24/11/2012 (ANSA) - GLI INTERVENTI DI SCHIFANI
 
 
 
SCHIFANI, TASSE ONEROSE MA NECESSARIE, ORA CRESCITA 
Lo ha detto il presidente del Senato, Renato Schifani, intervenuto a Bari, al Congresso Nazionale Forense.
"E attraverso politiche di crescita - ha aggiunto Schifani - che si consente di riavviare il progresso sociale con l'istituzione di posti di lavoro". "E' questo oggi lo scopo primario della politica - ha concluso - di fronte a tensioni sociali che si susseguono con ritmi sempre crescenti, di fronte a manifestazioni spesso spontanee alle quali assistiamo giornalmente, al dovere dell'ascolto deve seguire l'apertura al confronto".

 
SCHIFANI, DISTANZE LIMITATE E SANABILI
"Devo dire che le distanze sulla legge elettorale sono veramente limitate e sanabili, occorre non poco, un gesto di volontà da parte delle forze che si confrontano per arrivare ad una intesa". Lo ha detto il presidente del Senato, Renato Schifani, parlando a Bari a margine Congresso Nazionale Forense. "Mi auguro fortemente - ha aggiunto - che si arrivi in Aula con un testo condiviso". "Si esaminano - ha concluso - i testi arrivati in Commissione, le proposte emendative da una parte e dall'altra, in particolare il premio da dare al primo partito, alla coalizione, devo dire che le distanze sono veramente limitate". 

 
SCUOLA: SCHIFANI, MANIFESTAZIONI SINTOMO MALESSERE SOCIALE 
"Le manifestazioni sono sintomo di un malessere sociale di cui bisogna tener conto, se sono corrette diventano un pungolo. Se non lo sono non si possono accettare". Lo ha detto a Bari il presidente del Senato, Renato Schifani, a proposito delle manifestazione per la scuola che si stanno svolgendo a Roma e in numerose città. Per Schifani "ci vuole fermezza e ascolto".

 
SCHIFANI,SORPRESO PER PROPOSTA 4/O GRADO GIUDIZIO 
"Ho appreso dai giornali di una proposta che riguarda l'introduzione del quarto grado di giudizio.

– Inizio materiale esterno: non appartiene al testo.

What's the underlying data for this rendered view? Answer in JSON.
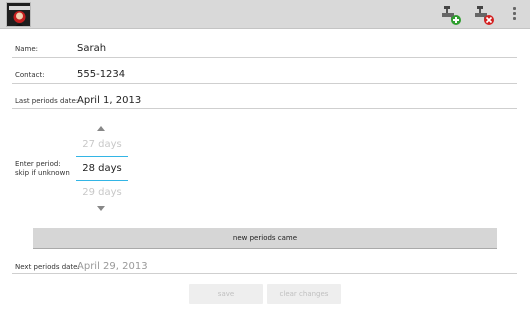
{
  "actionbar": {
    "app_icon": "app-logo-icon",
    "add_icon": "faucet-add-icon",
    "delete_icon": "faucet-delete-icon",
    "overflow_icon": "overflow-menu-icon",
    "add_color": "#2e9e2e",
    "delete_color": "#d32020"
  },
  "form": {
    "name_label": "Name:",
    "name_value": "Sarah",
    "contact_label": "Contact:",
    "contact_value": "555-1234",
    "last_label": "Last periods date:",
    "last_value": "April 1, 2013"
  },
  "picker": {
    "label_line1": "Enter period:",
    "label_line2": "skip if unknown",
    "prev": "27 days",
    "current": "28 days",
    "next": "29 days",
    "accent": "#33b5e5"
  },
  "new_periods_button": "new periods came",
  "next_periods": {
    "label": "Next periods date:",
    "value": "April 29, 2013"
  },
  "buttons": {
    "save": "save",
    "clear": "clear changes"
  }
}
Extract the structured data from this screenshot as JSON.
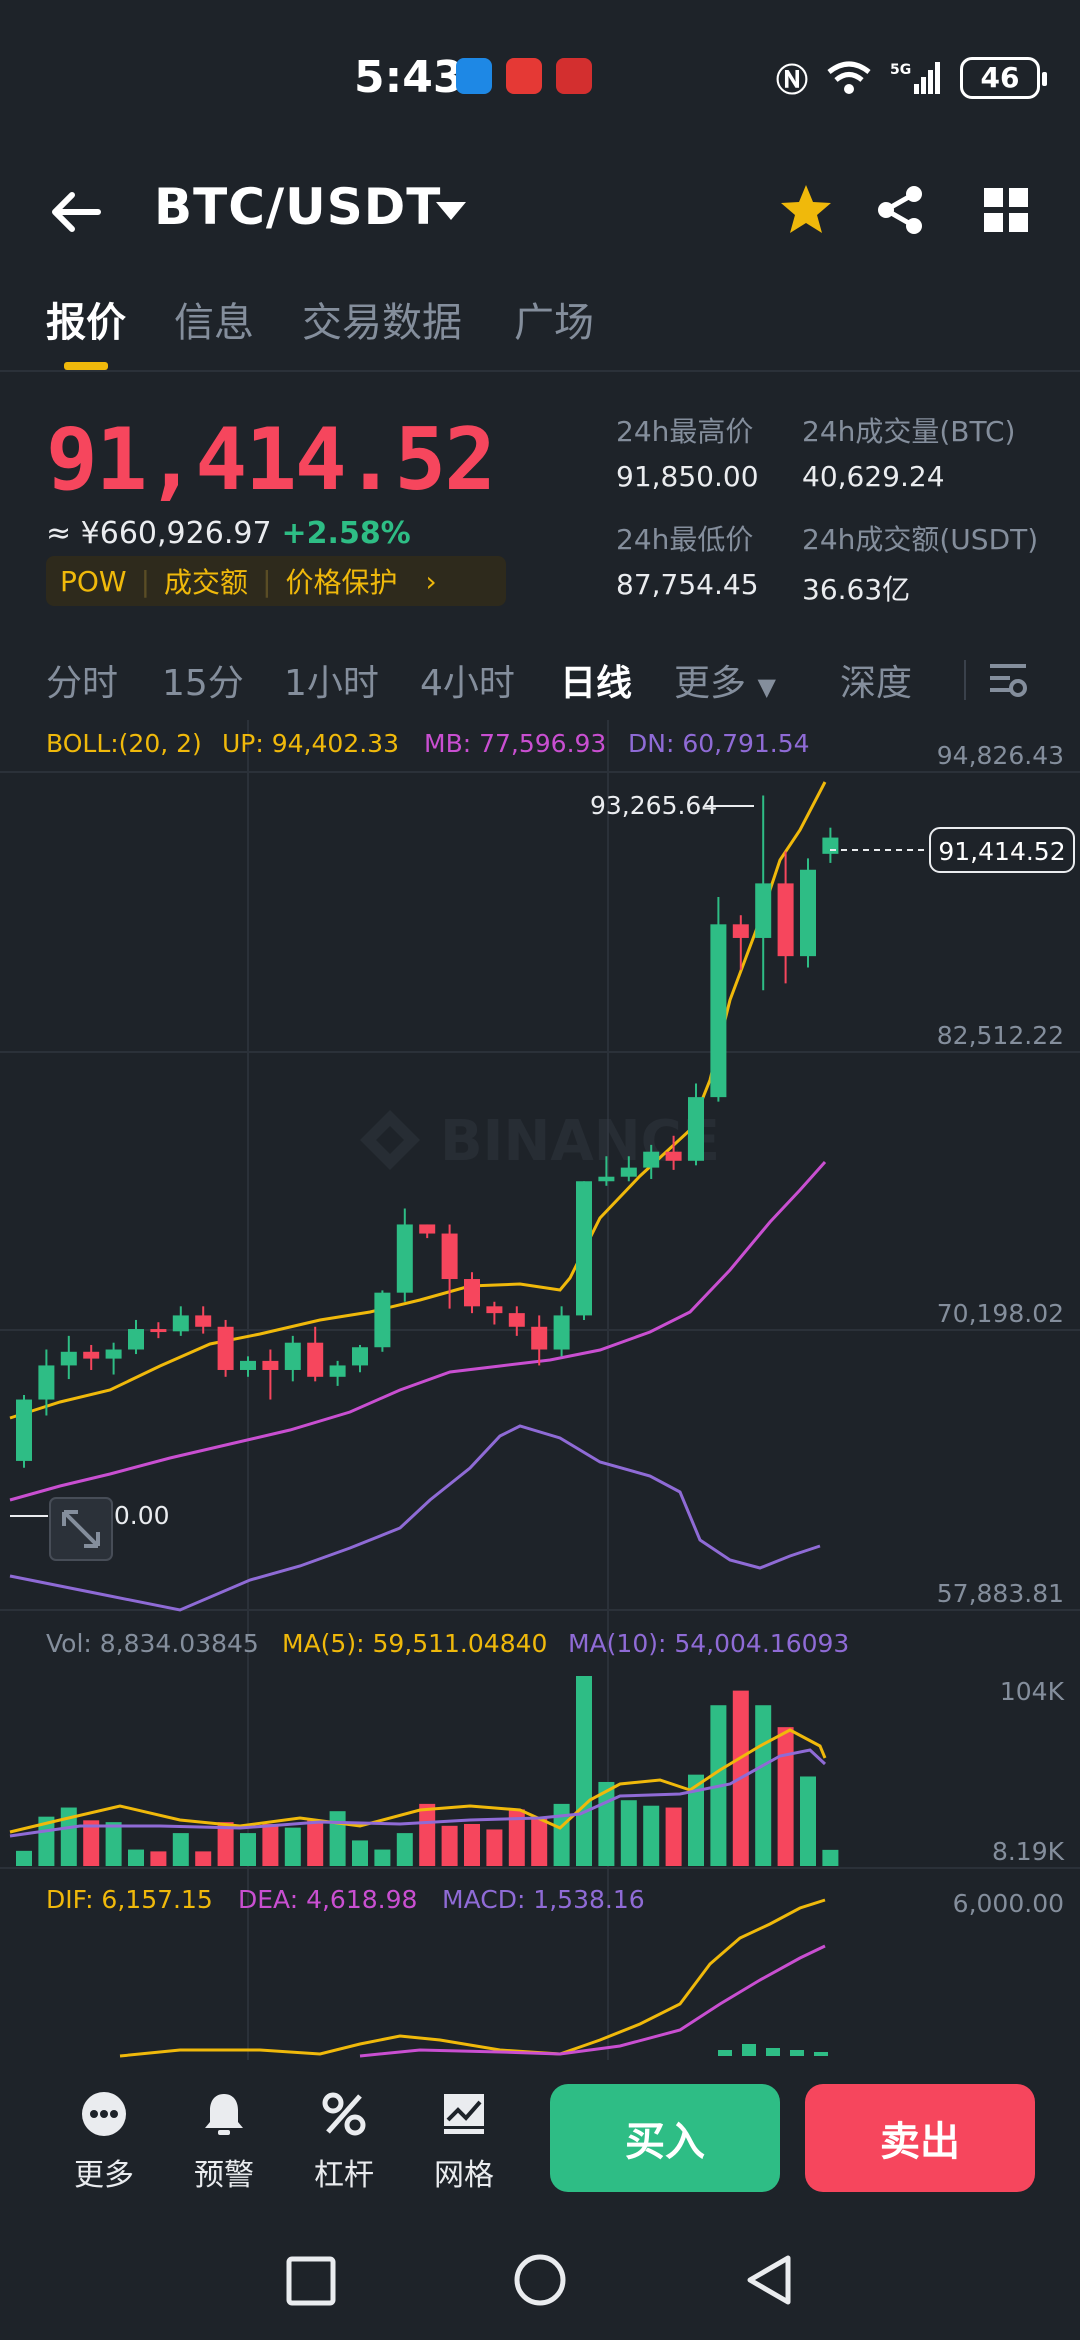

Sono rimasto stupito perché non c'erano in Senato argomenti che riguardassero la riforma della Giustizia". Lo ha detto a Bari il presidente del Senato, Renato Schifani, intervenendo al Congresso Nazionale Forense.
"Ho appreso dell'esistenza di una proposta emendativa al decreto sviluppo - ha aggiunto - e ho sentito il dovere di scrivere al presidente della commissione Attività Produttive, Cesare Cursi, per ricordargli il richiamo della Corte Costituzionale sull'ammissibilità di emendamenti non compatibili con la materia del decreto legge". "Io non entro nel merito del provvedimento - ha concluso - sono consapevole di essere garante delle regole, ma ritengo che questa sia materia di un dibattito di legislazione ordinaria".

 
PRIMARIE: SCHIFANI, POLEMICHE FANNO PARTE DI DEMOCRAZIA SANA
"Le polemiche fanno parte delle contrapposizioni di una democrazia sana dove vi è libertà di pensiero". Lo ha detto a Bari il presidente del Senato Renato Schifani, parlando delle primarie e delle polemiche che attraversano i partiti.
"Le primarie - ha aggiunto - al di là di chi le contempli e le realizzi, costituiscono comunque un momento di consultazione della base".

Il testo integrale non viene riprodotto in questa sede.